Saudi Arabia's new energy minister, Prince Abdulaziz bin Salman, said Monday that oil production cuts would benefit all exporting nations, in an indication he will support further reductions to address an oversupplied market and sagging prices.

In his first comments since being appointed by his father King Salman on Sunday, the minister signalled no major change in approach in Saudi Arabia, the de facto OPEC leader which pumps about a third of the cartel's oil.

"The pillars of our oil policy are pre-determined and will not change," he told Saudi broadcaster Al-Arabiya.

The prince was in Abu Dhabi to attend the World Energy Congress, followed by a meeting on Thursday of the Joint Ministerial Monitoring Committee (JMMC) of the OPEC+ alliance for a supply cut deal reached last year.

The ministers will consider fresh reductions, even though analysts are doubtful such a move would succeed in bolstering crude prices which have been badly dented by the US-China trade war.

Crude prices are moving around levels of $60 a barrel, in contrast with more than $75 a year ago, but were given a boost Monday by the Saudi official's comments, with West Texas Intermediate oil for October delivery advancing 53 cents to $57.05 a barrel.

Outlook cloudy

Prince Abdulaziz said that the trade war, which has triggered fears of a global recession, has cast a "fog" over the oil market.

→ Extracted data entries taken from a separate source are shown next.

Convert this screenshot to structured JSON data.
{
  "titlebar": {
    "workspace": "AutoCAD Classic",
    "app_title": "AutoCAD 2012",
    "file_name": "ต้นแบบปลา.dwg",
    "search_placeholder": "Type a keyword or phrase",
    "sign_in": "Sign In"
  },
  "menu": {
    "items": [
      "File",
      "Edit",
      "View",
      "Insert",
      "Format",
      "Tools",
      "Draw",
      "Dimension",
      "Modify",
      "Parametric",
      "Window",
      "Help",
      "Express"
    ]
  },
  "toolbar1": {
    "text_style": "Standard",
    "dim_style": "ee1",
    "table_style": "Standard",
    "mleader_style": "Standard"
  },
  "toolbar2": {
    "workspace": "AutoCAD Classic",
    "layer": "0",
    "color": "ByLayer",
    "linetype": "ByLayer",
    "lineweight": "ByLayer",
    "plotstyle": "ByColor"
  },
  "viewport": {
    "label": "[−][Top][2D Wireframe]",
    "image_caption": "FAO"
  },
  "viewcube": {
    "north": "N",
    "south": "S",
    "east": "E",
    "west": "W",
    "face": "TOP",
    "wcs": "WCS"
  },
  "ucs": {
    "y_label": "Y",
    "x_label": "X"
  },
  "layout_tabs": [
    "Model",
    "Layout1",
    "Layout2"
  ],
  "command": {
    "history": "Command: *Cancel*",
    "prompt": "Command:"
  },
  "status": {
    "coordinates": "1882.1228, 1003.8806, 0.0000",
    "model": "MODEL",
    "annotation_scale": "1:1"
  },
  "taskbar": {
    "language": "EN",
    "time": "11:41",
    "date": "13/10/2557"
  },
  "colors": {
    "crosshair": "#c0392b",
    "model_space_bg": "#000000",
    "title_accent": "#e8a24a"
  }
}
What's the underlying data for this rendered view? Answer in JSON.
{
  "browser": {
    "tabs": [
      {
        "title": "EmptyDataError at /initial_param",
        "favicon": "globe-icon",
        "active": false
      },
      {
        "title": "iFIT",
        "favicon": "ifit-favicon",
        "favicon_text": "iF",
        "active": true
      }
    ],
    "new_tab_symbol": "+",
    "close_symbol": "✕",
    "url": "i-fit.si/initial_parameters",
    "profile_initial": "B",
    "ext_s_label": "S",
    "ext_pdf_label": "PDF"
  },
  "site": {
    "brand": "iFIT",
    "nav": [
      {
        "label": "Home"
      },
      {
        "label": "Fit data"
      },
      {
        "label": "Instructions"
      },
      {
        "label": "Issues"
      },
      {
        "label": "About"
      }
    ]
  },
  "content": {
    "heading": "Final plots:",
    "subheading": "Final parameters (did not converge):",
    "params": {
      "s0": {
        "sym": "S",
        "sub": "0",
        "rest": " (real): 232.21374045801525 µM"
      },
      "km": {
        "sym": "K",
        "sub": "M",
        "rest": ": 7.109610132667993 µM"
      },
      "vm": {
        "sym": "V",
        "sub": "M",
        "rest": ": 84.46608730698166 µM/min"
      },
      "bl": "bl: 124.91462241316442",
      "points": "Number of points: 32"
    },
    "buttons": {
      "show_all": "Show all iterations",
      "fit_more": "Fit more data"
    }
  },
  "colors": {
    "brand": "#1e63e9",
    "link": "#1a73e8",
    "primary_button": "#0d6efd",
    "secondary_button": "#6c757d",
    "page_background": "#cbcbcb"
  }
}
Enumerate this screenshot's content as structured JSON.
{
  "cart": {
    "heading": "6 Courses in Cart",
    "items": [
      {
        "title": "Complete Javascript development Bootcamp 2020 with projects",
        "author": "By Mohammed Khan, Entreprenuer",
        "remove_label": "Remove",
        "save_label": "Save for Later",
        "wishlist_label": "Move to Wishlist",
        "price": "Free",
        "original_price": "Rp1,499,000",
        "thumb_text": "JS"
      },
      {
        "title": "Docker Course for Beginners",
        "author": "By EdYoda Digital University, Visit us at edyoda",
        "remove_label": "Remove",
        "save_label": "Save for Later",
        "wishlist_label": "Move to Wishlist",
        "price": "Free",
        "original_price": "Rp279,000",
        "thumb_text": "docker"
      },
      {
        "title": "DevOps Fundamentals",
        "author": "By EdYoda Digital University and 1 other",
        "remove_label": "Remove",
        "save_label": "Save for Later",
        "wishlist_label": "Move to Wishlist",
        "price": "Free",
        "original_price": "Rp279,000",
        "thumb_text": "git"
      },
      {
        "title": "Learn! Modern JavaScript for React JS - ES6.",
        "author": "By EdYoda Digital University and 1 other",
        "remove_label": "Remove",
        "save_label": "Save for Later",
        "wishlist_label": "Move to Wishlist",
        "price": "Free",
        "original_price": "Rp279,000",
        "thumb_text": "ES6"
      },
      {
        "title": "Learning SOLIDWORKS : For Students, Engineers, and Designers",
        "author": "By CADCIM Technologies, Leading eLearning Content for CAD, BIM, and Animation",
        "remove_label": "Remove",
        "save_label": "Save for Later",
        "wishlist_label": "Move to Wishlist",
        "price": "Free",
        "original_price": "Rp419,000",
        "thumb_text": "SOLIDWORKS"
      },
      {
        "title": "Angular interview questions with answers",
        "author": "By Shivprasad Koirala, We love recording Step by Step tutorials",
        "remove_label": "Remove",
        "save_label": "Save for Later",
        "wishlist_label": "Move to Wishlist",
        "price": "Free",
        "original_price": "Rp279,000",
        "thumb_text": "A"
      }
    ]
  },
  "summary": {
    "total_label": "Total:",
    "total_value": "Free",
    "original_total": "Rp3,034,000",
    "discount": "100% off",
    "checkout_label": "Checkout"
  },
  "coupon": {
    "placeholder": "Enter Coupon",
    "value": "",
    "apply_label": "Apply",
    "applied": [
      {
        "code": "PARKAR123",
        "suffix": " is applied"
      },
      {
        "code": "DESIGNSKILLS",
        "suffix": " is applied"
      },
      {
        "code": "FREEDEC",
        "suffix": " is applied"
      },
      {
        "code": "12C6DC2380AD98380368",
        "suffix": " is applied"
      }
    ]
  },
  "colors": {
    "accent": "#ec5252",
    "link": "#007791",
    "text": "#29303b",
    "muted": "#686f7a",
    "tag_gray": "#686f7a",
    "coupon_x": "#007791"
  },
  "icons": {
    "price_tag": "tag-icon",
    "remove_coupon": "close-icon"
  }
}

However, he appeared to swing his support behind further curbs to rebalance the crude market.

"Cutting output will benefit all members of OPEC," he told Al-Arabiya on the sidelines of the conference, but added to reporters later that "it would be wrong" for him to pre-empt the decision of the alliance.

The appointment of Prince Abdulaziz, half-brother to de facto ruler Crown Prince Mohammed bin Salman, marks the first time a royal family member has been put in charge of the all-important energy ministry.

He replaces veteran official Khalid al-Falih as the world's top crude exporter accelerates preparations for a much-anticipated stock listing of state-owned oil giant Aramco, expected to be the world's biggest.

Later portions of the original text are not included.